Traditionally, CouchDB uses master-slave replication. However, WhatsApp developed a master-master model allowing bidirectional merging of data between nodes to improve write availability and redundancy.

Incremental Replication

To optimize transfers for low-bandwidth connections, WhatsApp added incremental replication so only changed data is synced between devices.

Message Expiry

To improve space usage, expired messages older than 30 days are deleted. This prevents endless storage bloat over time.

Attachment Indexing

File attachments like images and videos are indexed separately from messages to optimize storage and retrieval.

Local Database Caching

Frequently accessed data is cached locally on users’ devices for low-latency reads and writes.

End-to-End Encryption

All data transmitted between WhatsApp servers and clients is encrypted for security and privacy.

These optimizations help WhatsApp maximize the performance, efficiency, and reliability of CouchDB while storing and managing petabytes of messaging data.

Conclusion

WhatsApp chose CouchDB as the ideal database for powering its messaging platform given the app’s scalability and availability requirements. CouchDB’s flexible document model, tunable eventual consistency, and distributed synchronization capabilities make it a great fit for WhatsApp’s backend infrastructure.

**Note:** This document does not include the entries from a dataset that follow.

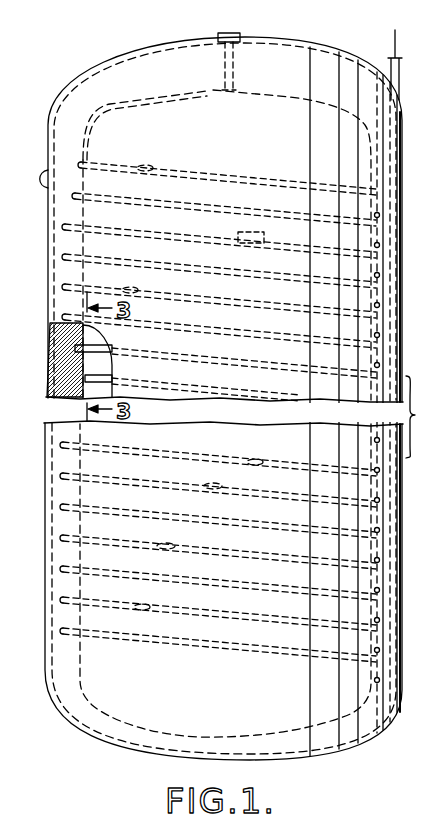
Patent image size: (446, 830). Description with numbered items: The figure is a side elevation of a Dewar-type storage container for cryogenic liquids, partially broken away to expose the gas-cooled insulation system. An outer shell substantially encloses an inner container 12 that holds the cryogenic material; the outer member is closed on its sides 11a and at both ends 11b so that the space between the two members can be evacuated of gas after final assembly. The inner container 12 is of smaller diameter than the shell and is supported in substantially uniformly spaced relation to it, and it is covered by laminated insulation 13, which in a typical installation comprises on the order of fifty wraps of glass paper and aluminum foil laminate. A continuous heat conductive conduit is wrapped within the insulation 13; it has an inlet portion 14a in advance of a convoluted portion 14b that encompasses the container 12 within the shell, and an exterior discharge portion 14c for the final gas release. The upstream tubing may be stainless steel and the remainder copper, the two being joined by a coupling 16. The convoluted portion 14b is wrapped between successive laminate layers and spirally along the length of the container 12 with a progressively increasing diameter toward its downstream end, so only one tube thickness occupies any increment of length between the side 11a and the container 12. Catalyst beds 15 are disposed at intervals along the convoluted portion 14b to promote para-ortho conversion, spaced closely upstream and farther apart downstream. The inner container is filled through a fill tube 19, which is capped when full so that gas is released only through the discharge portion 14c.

The sides of outer member 11a is at (50, 173).
The ends of outer member 11b is at (334, 56).
The inner container 12 is at (254, 91).
The laminated insulation 13 is at (52, 343).
The inlet portion 14a is at (113, 101).
The convoluted portion 14b is at (82, 398).
The exterior discharge portion 14c is at (402, 74).
The catalyst beds 15 is at (184, 166).
The coupling 16 is at (262, 241).
The fill tube 19 is at (222, 61).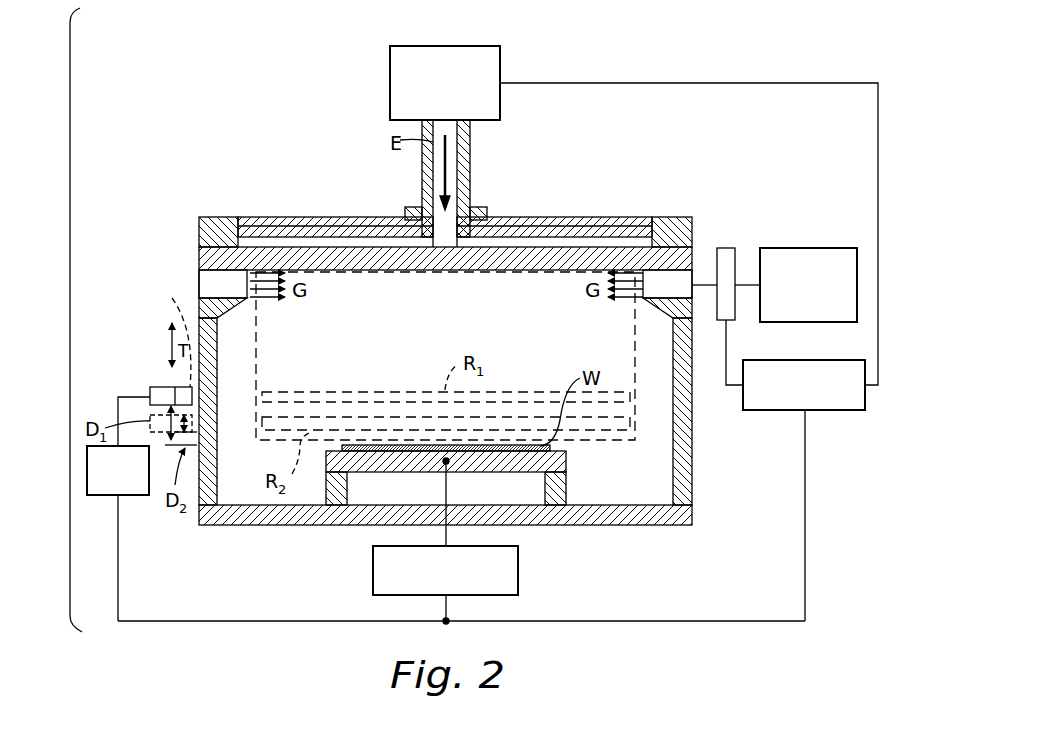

While any distributed NoSQL database like Cassandra or MongoDB could work, CouchDB’s strong consistency, built-in replication, and JSON document model make it simpler for WhatsApp to build a reliable, global messaging platform. Custom optimizations like master-master replication, attachment indexing, and local caching help WhatsApp get the most out of CouchDB.

Overall, CouchDB’s scalability, high availability, and flexibility to evolve with emerging needs allowed WhatsApp to grow exponentially to over 2 billion users, cementing its position as one of the world’s most popular messaging apps.